I have am working for a linear algebra test and I realized that I don't know how to solve exercises with linear manifolds even the basic one.
W : $ x+y-z+u=1 $
$ 2x+u=2 $
$ z -u=0 $
I don't understand how I am supposed to get the parametric equation of that manifold. Can you help me please?
Generally, to be safe, write the linear system as $Ax=0$ then find a basis for $Null(A) = \{ x | Ax=0 \}$. The span of the basis is essentially the patch for the linear manifold.

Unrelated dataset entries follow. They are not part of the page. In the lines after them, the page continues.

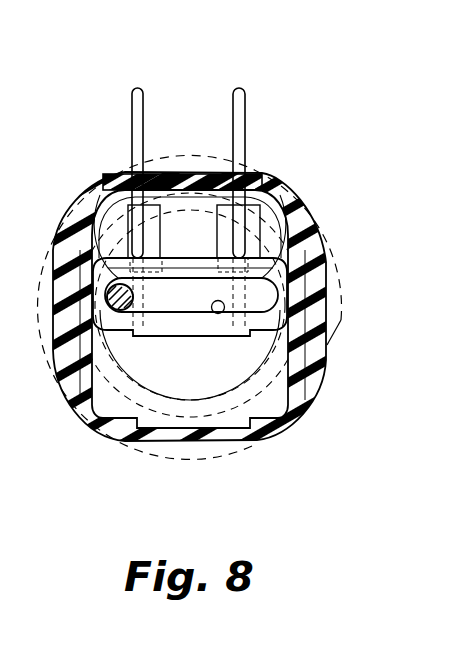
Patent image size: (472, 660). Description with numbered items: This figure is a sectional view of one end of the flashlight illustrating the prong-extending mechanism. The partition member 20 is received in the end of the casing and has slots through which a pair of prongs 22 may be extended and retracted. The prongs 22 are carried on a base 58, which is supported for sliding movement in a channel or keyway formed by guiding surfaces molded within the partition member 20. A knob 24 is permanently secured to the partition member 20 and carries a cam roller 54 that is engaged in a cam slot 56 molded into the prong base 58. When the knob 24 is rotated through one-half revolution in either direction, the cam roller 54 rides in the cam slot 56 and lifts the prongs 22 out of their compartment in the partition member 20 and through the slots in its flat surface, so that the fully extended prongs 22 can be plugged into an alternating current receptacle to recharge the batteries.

The partition member 20 is at (275, 180).
The prongs 22 is at (232, 100).
The knob 24 is at (343, 308).
The cam roller 54 is at (136, 297).
The cam slot 56 is at (218, 313).
The base 58 is at (283, 208).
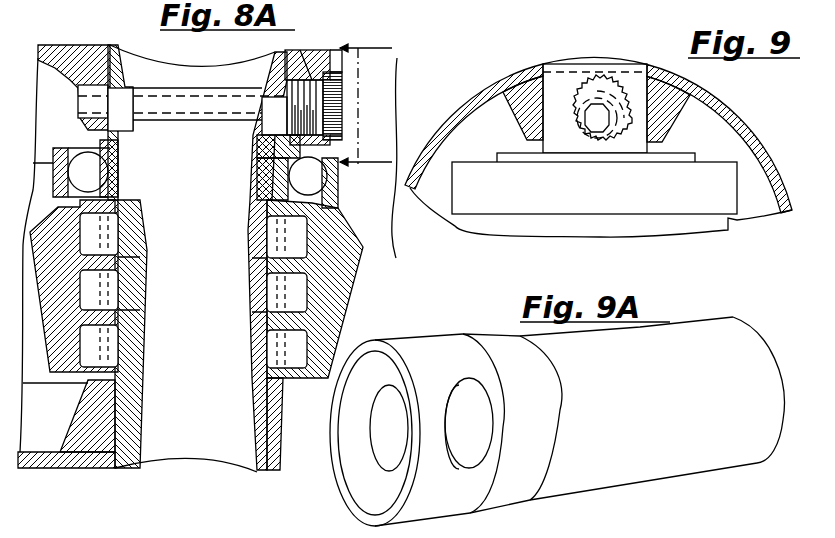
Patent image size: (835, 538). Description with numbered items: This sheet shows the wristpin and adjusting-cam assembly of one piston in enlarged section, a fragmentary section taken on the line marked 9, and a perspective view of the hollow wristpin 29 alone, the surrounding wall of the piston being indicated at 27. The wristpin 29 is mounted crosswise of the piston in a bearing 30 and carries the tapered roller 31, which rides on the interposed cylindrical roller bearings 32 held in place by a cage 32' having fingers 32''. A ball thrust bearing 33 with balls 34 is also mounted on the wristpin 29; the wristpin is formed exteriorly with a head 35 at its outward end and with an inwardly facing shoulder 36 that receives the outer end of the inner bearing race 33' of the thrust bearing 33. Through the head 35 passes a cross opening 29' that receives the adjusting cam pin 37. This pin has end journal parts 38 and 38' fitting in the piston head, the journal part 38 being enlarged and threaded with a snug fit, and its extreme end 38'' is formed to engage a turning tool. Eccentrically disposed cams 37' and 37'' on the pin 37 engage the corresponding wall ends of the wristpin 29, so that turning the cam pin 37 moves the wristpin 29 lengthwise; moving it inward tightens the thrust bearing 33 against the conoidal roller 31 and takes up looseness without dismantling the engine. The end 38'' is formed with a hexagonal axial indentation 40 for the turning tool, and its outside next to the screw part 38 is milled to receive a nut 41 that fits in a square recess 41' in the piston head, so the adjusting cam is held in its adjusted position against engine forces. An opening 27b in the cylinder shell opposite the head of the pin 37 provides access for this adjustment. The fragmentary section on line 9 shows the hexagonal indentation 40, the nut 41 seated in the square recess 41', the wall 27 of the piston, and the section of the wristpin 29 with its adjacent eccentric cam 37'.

In FIG. 8A, the housing ring 27 is at (322, 52).
In FIG. 9, the housing ring 27 is at (458, 115).
In FIG. 8A, the opening 27b is at (345, 62).
In FIG. 9, the opening 27b is at (614, 62).
In FIG. 8A, the hollow wristpin 29 is at (197, 264).
In FIG. 9, the hollow wristpin 29 is at (605, 39).
In FIG. 9A, the hollow wristpin 29 is at (623, 400).
In FIG. 8A, the cross opening 29' is at (196, 93).
In FIG. 9A, the cross opening 29' is at (431, 415).
In FIG. 8A, the bearing 30 is at (98, 470).
In FIG. 8A, the tapered roller 31 is at (352, 300).
In FIG. 9, the tapered roller 31 is at (508, 227).
In FIG. 8A, the cylindrical roller bearing 32 is at (193, 290).
In FIG. 8A, the cage 32' is at (235, 289).
In FIG. 8A, the finger 32'' is at (184, 283).
In FIG. 8A, the ball thrust bearing 33 is at (351, 187).
In FIG. 9, the ball thrust bearing 33 is at (429, 214).
In FIG. 8A, the inner bearing race 33' is at (170, 170).
In FIG. 9, the inner bearing race 33' is at (577, 151).
In FIG. 8A, the ball 34 is at (327, 181).
In FIG. 8A, the head 35 is at (110, 58).
In FIG. 9A, the head 35 is at (416, 342).
In FIG. 8A, the shoulder 36 is at (258, 146).
In FIG. 9A, the shoulder 36 is at (465, 335).
In FIG. 8A, the adjusting cam pin 37 is at (182, 77).
In FIG. 9, the adjusting cam pin 37 is at (595, 89).
In FIG. 8A, the eccentric cam part 37' is at (256, 88).
In FIG. 9, the eccentric cam part 37' is at (624, 176).
In FIG. 8A, the eccentric cam part 37'' is at (143, 118).
In FIG. 8A, the end journal part 38 is at (307, 53).
In FIG. 8A, the end journal part 38' is at (74, 101).
In FIG. 8A, the extreme end 38'' is at (336, 112).
In FIG. 8A, the hexagonal axial indentation 40 is at (345, 101).
In FIG. 9, the hexagonal axial indentation 40 is at (600, 108).
In FIG. 8A, the nut 41 is at (358, 110).
In FIG. 9, the nut 41 is at (529, 87).
In FIG. 9, the square recess 41' is at (668, 88).
In FIG. 8A, the section line 9- 9 is at (366, 108).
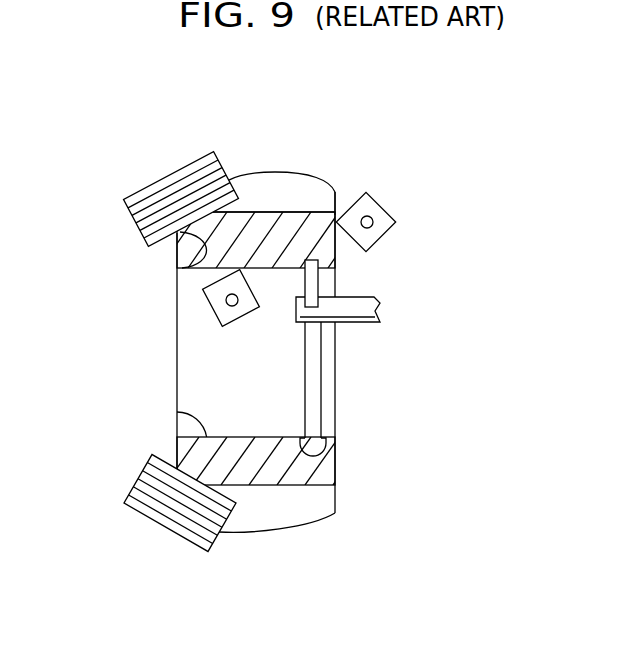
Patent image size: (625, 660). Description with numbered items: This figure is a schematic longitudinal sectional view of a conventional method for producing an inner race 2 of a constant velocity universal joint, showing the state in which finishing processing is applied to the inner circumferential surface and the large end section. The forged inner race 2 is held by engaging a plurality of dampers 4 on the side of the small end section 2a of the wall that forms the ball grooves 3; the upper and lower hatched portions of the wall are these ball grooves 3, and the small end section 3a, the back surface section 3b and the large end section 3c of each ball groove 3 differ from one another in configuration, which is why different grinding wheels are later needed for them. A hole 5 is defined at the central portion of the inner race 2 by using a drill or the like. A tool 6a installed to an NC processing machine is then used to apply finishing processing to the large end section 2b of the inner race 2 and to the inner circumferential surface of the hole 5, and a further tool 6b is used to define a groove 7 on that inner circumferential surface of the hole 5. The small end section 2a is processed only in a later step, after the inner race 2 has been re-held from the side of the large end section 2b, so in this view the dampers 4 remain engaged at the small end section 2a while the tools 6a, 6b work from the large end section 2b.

The inner race 2 is at (311, 179).
The small end section 2a is at (177, 313).
The large end section 2b is at (338, 348).
The ball groove 3 is at (247, 206).
The small end section of the ball groove 3a is at (177, 268).
The back surface section 3b is at (267, 212).
The large end section of the ball groove 3c is at (335, 193).
The damper 4 is at (178, 192).
The hole 5 is at (177, 413).
The tool 6a is at (383, 230).
The tool 6b is at (312, 290).
The groove 7 is at (322, 452).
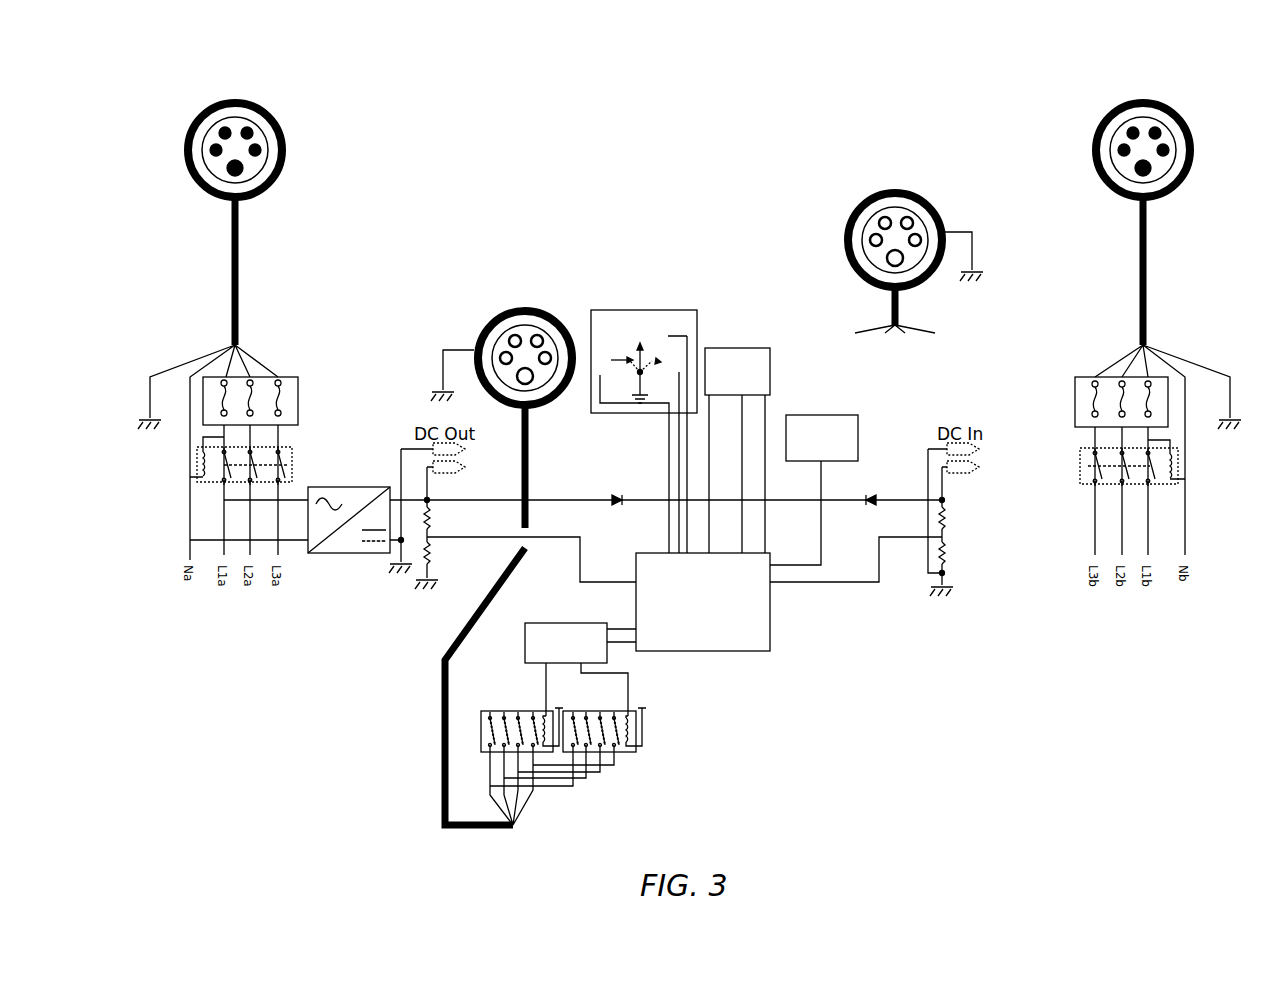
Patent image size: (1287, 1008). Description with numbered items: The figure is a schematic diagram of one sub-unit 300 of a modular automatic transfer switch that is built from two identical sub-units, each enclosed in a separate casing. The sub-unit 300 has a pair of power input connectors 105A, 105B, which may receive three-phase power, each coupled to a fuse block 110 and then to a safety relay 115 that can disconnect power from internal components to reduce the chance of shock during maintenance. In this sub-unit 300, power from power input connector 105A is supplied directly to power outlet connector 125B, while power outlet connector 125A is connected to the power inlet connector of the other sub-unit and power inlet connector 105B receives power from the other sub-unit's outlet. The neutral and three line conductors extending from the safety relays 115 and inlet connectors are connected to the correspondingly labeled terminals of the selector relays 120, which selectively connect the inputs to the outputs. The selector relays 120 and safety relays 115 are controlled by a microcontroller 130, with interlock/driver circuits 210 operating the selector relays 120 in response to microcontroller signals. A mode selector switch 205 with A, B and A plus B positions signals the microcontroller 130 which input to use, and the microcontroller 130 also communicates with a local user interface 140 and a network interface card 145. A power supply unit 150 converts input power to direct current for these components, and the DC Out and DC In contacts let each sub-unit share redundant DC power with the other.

The sub-unit 300 is at (643, 181).
The power input connector 105A is at (233, 103).
The power input connector 105B is at (1137, 104).
The fuse block 110 is at (293, 400).
The safety relay 115 is at (292, 466).
The selector relay 120 is at (657, 712).
The power output connector 125A is at (520, 307).
The power output connector 125B is at (893, 192).
The microcontroller 130 is at (703, 602).
The local user interface 140 is at (814, 490).
The network interface card 145 is at (737, 450).
The power supply unit 150 is at (358, 496).
The mode selector switch 205 is at (630, 312).
The interlock/driver circuit 210 is at (580, 669).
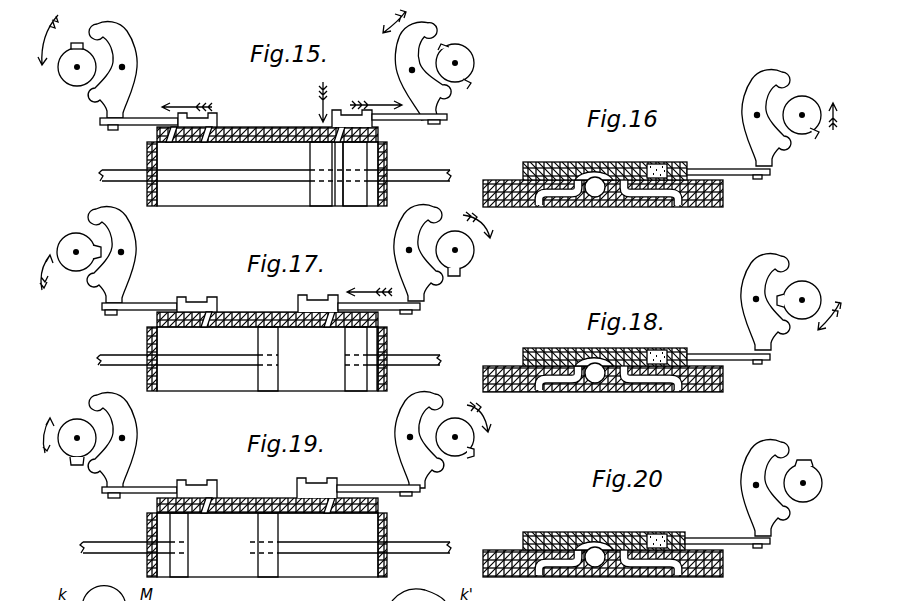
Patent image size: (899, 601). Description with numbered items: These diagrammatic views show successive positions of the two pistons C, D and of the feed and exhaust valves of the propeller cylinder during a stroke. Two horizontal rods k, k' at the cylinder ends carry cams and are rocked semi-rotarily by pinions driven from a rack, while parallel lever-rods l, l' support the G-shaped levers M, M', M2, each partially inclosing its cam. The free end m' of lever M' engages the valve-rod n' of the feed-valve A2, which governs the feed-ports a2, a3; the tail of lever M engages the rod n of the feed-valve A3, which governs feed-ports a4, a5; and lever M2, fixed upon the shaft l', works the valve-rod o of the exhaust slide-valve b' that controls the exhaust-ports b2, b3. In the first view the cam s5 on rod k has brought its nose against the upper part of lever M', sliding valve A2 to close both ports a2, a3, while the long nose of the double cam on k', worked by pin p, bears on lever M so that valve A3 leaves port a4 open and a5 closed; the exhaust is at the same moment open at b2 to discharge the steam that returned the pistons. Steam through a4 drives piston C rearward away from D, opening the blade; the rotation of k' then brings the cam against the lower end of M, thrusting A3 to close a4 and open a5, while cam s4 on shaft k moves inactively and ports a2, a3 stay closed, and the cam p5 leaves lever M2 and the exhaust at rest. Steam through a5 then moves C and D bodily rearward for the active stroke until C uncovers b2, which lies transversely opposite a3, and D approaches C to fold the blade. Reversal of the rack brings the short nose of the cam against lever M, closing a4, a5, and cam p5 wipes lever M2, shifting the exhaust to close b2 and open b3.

In FIG. 15, the horizontal rod k is at (65, 77).
In FIG. 17, the horizontal rod k is at (76, 238).
In FIG. 19, the horizontal rod k is at (77, 426).
In FIG. 15, the cam s5 is at (77, 70).
In FIG. 15, the G-shaped lever M' is at (120, 69).
In FIG. 17, the G-shaped lever M' is at (121, 255).
In FIG. 19, the G-shaped lever M' is at (121, 441).
In FIG. 15, the lever-rod l is at (136, 67).
In FIG. 17, the lever-rod l is at (129, 263).
In FIG. 19, the lever-rod l is at (131, 450).
In FIG. 15, the free end of lever M' m' is at (102, 139).
In FIG. 17, the free end of lever M' m' is at (109, 320).
In FIG. 15, the valve-rod n' is at (139, 112).
In FIG. 17, the valve-rod n' is at (139, 298).
In FIG. 19, the valve-rod n' is at (139, 481).
In FIG. 15, the feed-valve A2 is at (209, 115).
In FIG. 17, the feed-valve A2 is at (197, 291).
In FIG. 19, the feed-valve A2 is at (197, 479).
In FIG. 15, the feed-port a2 is at (167, 144).
In FIG. 19, the feed-port a2 is at (370, 520).
In FIG. 15, the feed-port a3 is at (204, 144).
In FIG. 17, the feed-port a3 is at (203, 329).
In FIG. 19, the feed-port a3 is at (206, 515).
In FIG. 15, the feed-valve A3 is at (335, 116).
In FIG. 17, the feed-valve A3 is at (318, 295).
In FIG. 19, the feed-valve A3 is at (317, 479).
In FIG. 15, the lever-rod l' is at (391, 79).
In FIG. 15, the horizontal rod k' is at (466, 63).
In FIG. 17, the horizontal rod k' is at (455, 231).
In FIG. 19, the horizontal rod k' is at (455, 419).
In FIG. 16, the horizontal rod k' is at (813, 100).
In FIG. 18, the horizontal rod k' is at (814, 298).
In FIG. 20, the horizontal rod k' is at (812, 476).
In FIG. 15, the cam p is at (469, 74).
In FIG. 17, the cam p is at (463, 262).
In FIG. 15, the valve-rod n is at (409, 125).
In FIG. 17, the valve-rod n is at (379, 308).
In FIG. 19, the valve-rod n is at (378, 483).
In FIG. 15, the piston C is at (321, 174).
In FIG. 17, the piston C is at (268, 359).
In FIG. 19, the piston C is at (179, 545).
In FIG. 15, the piston D is at (355, 174).
In FIG. 17, the piston D is at (356, 359).
In FIG. 19, the piston D is at (268, 545).
In FIG. 17, the cam s4 is at (62, 256).
In FIG. 17, the G-shaped lever M is at (402, 253).
In FIG. 19, the G-shaped lever M is at (410, 440).
In FIG. 17, the feed-port a4 is at (329, 330).
In FIG. 19, the feed-port a4 is at (334, 515).
In FIG. 17, the feed-port a5 is at (382, 320).
In FIG. 16, the G-shaped lever M2 is at (764, 94).
In FIG. 18, the G-shaped lever M2 is at (762, 277).
In FIG. 20, the G-shaped lever M2 is at (768, 449).
In FIG. 16, the slide valve b' is at (638, 156).
In FIG. 18, the slide valve b' is at (605, 365).
In FIG. 20, the slide valve b' is at (604, 549).
In FIG. 16, the valve-rod o is at (728, 164).
In FIG. 18, the valve-rod o is at (728, 349).
In FIG. 20, the valve-rod o is at (727, 533).
In FIG. 16, the exhaust-port b2 is at (550, 201).
In FIG. 18, the exhaust-port b2 is at (552, 386).
In FIG. 20, the exhaust-port b2 is at (550, 572).
In FIG. 16, the exhaust-port b3 is at (658, 201).
In FIG. 18, the exhaust-port b3 is at (658, 386).
In FIG. 20, the exhaust-port b3 is at (658, 572).
In FIG. 16, the cam p5 is at (809, 136).
In FIG. 18, the cam p5 is at (804, 298).
In FIG. 20, the cam p5 is at (800, 496).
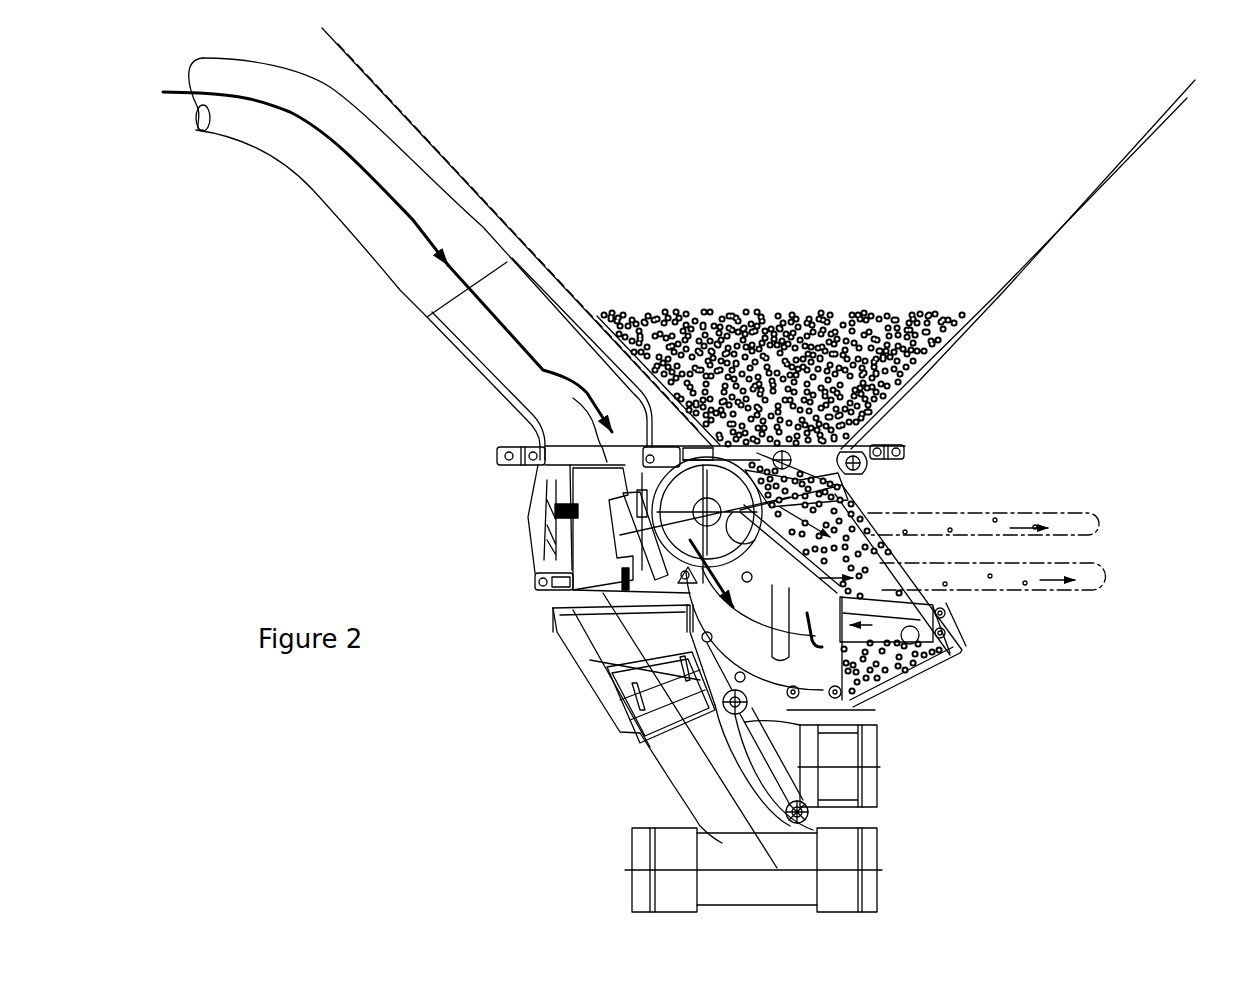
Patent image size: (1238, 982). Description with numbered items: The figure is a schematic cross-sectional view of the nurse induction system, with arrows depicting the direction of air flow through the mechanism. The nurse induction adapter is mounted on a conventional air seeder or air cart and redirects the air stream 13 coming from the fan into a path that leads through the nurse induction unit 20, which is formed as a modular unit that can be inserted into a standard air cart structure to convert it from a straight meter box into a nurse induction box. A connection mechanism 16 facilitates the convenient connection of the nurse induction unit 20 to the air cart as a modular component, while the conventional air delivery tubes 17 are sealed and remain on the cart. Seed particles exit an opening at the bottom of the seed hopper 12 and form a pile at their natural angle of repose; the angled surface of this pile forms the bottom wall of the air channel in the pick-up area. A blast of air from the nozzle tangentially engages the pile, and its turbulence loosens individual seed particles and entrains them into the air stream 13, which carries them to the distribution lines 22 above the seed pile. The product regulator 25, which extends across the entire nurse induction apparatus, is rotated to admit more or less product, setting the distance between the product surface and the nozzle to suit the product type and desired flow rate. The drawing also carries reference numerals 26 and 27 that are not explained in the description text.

The seed hopper 12 is at (1012, 292).
The air stream 13 is at (448, 274).
The connection mechanism 16 is at (520, 536).
The air delivery tubes 17 is at (548, 598).
The nurse induction unit 20 is at (940, 683).
The distribution lines 22 is at (1116, 560).
The product regulator 25 is at (955, 626).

For example, $x+y+z+u=0$ and $x-u-z=0$ so $A = \left[ \begin{array}{cccc} 1 & 1 & 1 & 1 \\ 1 & 0 & -1 & -1 \end{array} \right]$. We calculate, $$\text{rref}(A|0) = \left[ \begin{array}{cccc|c} 1 & 0 & -1 & -1 & 0 \\ 0 & 1 & 2 & 2 & 0\end{array} \right] $$ Traditionally, I use $z,u$ as parameters, but some insist we write $z=s$ and $u=t$ so I'll play along, note row one gives $x = z+u$ and row 2 gives $y=-2z-2u$ hence $$X(s,t) = ( s+t, -2s-2t, s, t) $$ This parametrizes the plane defined by the set of equations I gave.
Of course, for simple examples adding equations etc... wins, but, beware the problem of dependent equations. Row reduction is the natural enemy of the hidden clone equation.